That's what the old ladies say. You can argue effort or priorities, but the old ladies have tried all that. Fate shoos us to one side or the other, and to try and cross over means only heartbreak.

It's always when I'm running for the subway, dashing off to some meeting twenty minutes late already because the last one ran long. Not to mention that the train will inevitably freeze in its concrete womb, the lights will flicker and we will clutch our laptops, and I will be later still. It's always when I'm moving with that knowledge, conscious that there is no catching up, that I see them.

The one today was sitting outside a Starbuck's, but drinking coffee in a cup from someplace hipper. He was reading something old and tiny. Poetry, or philosophy. He wore the pose of the satisfied slacker, one ankle on one knee, slumped back into his bench. The sun was shining on him and the world was dancing in front of him, fortifying his air with perfume and cologne and the musk of a box of fresh doughnuts heading back to the office as a palliative for stomachs still empty at quarter to three.

The day before, it was lunchtime, the wide, greasy blocks choked with people. I was pushing headdown through women with nylons tucked into running shoes and men with ties streaming over their shoulders, guffawing at each other between sips of fountain soda. And through that throng of hard-won success, he is weaving toward me with hair still wet from a shower and a canary in his mouth. He catches my eye as we step, stop, and wait for the blockage to clear so we can proceed. I can't tell if he's flirting or laughing at me.

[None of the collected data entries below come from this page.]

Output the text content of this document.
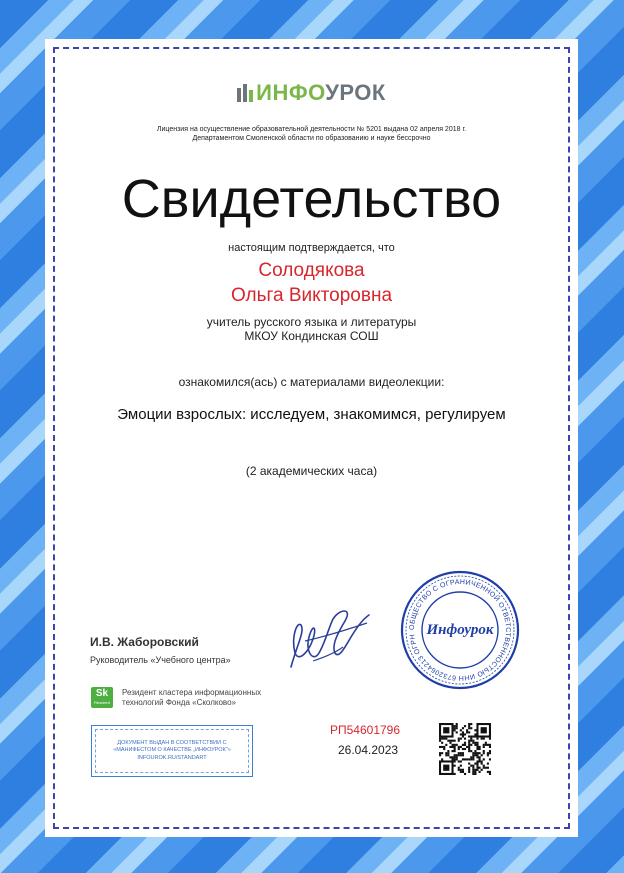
ИНФОУРОК
Лицензия на осуществление образовательной деятельности № 5201 выдана 02 апреля 2018 г.
Департаментом Смоленской области по образованию и науке бессрочно
Свидетельство
настоящим подтверждается, что
Солодякова
Ольга Викторовна
учитель русского языка и литературы
МКОУ Кондинская СОШ
ознакомился(ась) с материалами видеолекции:
Эмоции взрослых: исследуем, знакомимся, регулируем
(2 академических часа)
И.В. Жаборовский
Руководитель «Учебного центра»
Sk
Resident
Резидент кластера информационных
технологий Фонда «Сколково»
ДОКУМЕНТ ВЫДАН В СООТВЕТСТВИИ С
«МАНИФЕСТОМ О КАЧЕСТВЕ „ИНФОУРОК"»
INFOUROK.RU/STANDART
ОБЩЕСТВО С ОГРАНИЧЕННОЙ ОТВЕТСТВЕННОСТЬЮ ИНН 6732064213 ОГРН Инфоурок
РП54601796
26.04.2023
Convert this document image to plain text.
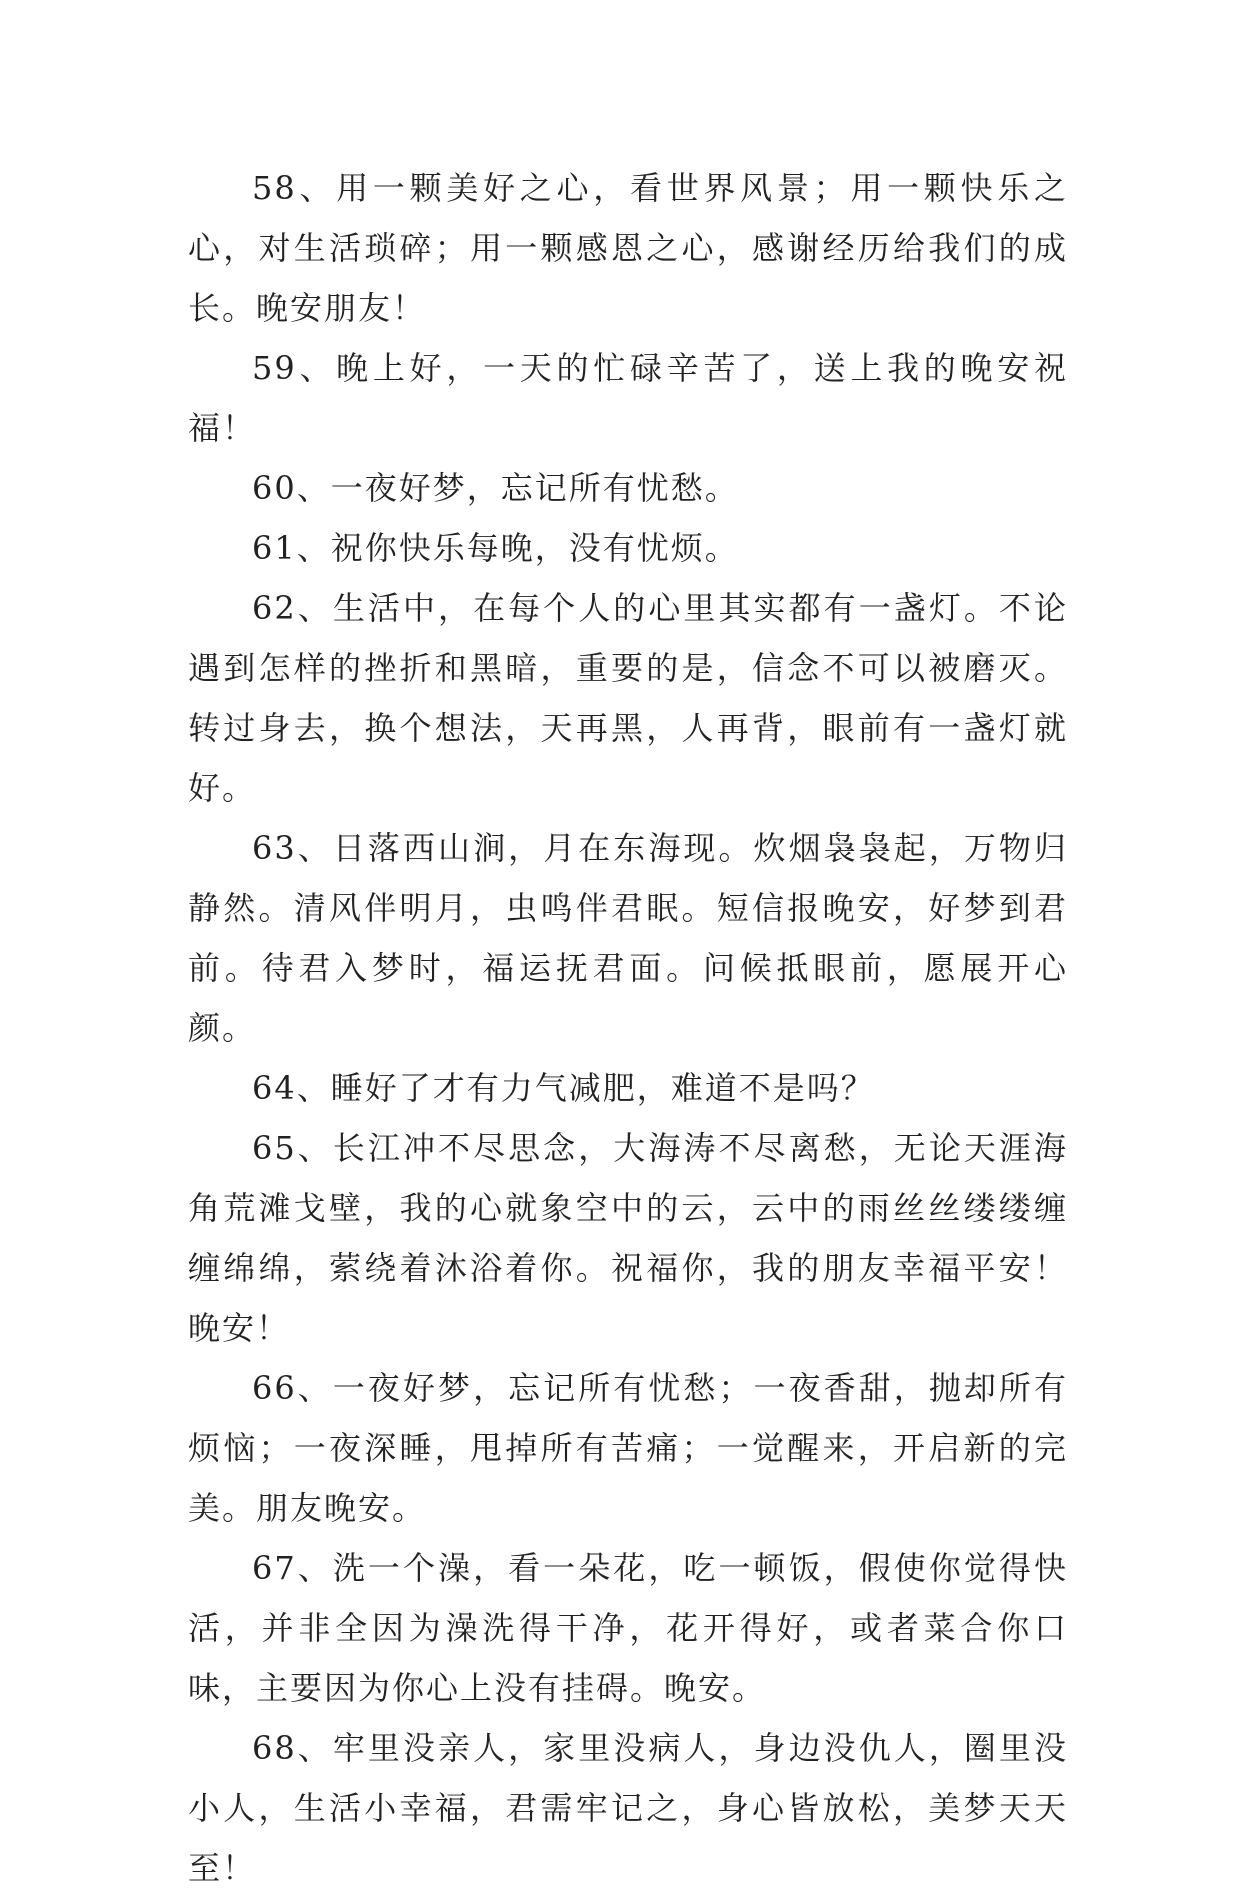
58、用一颗美好之心，看世界风景；用一颗快乐之心，对生活琐碎；用一颗感恩之心，感谢经历给我们的成长。晚安朋友！

59、晚上好，一天的忙碌辛苦了，送上我的晚安祝福！

60、一夜好梦，忘记所有忧愁。

61、祝你快乐每晚，没有忧烦。

62、生活中，在每个人的心里其实都有一盏灯。不论遇到怎样的挫折和黑暗，重要的是，信念不可以被磨灭。转过身去，换个想法，天再黑，人再背，眼前有一盏灯就好。

63、日落西山涧，月在东海现。炊烟袅袅起，万物归静然。清风伴明月，虫鸣伴君眠。短信报晚安，好梦到君前。待君入梦时，福运抚君面。问候抵眼前，愿展开心颜。

64、睡好了才有力气减肥，难道不是吗？

65、长江冲不尽思念，大海涛不尽离愁，无论天涯海角荒滩戈壁，我的心就象空中的云，云中的雨丝丝缕缕缠缠绵绵，萦绕着沐浴着你。祝福你，我的朋友幸福平安！晚安！

66、一夜好梦，忘记所有忧愁；一夜香甜，抛却所有烦恼；一夜深睡，甩掉所有苦痛；一觉醒来，开启新的完美。朋友晚安。

67、洗一个澡，看一朵花，吃一顿饭，假使你觉得快活，并非全因为澡洗得干净，花开得好，或者菜合你口味，主要因为你心上没有挂碍。晚安。

68、牢里没亲人，家里没病人，身边没仇人，圈里没小人，生活小幸福，君需牢记之，身心皆放松，美梦天天至！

I've got it all right here. I called up my dreams and they showed. But there's no one to tell. Just me and my pile of poker chips.

In my head, I nurse a little fantasy wherein I do not run for the subway. I walk to the nearest coffee cart, where the proprietor looks bemused and tries to push bubble tea. I order a cappuccino, despite his urgings. I return to the bench, sit next to him, and smile. We drink our coffee in the sunshine and maybe we fall in love or maybe he eventually has to catch a train of his own.

When I finally sneak out of the office, the municipal cleaning machines have come through and absolved the benches and sidewalks of those boys with orthogonal luck. They've been replaced by the stumbling homeless, a confirmation of the reasons I'll always be lighting candles to the Santos of success and security, while the wicks of those who would bring me love stay clean.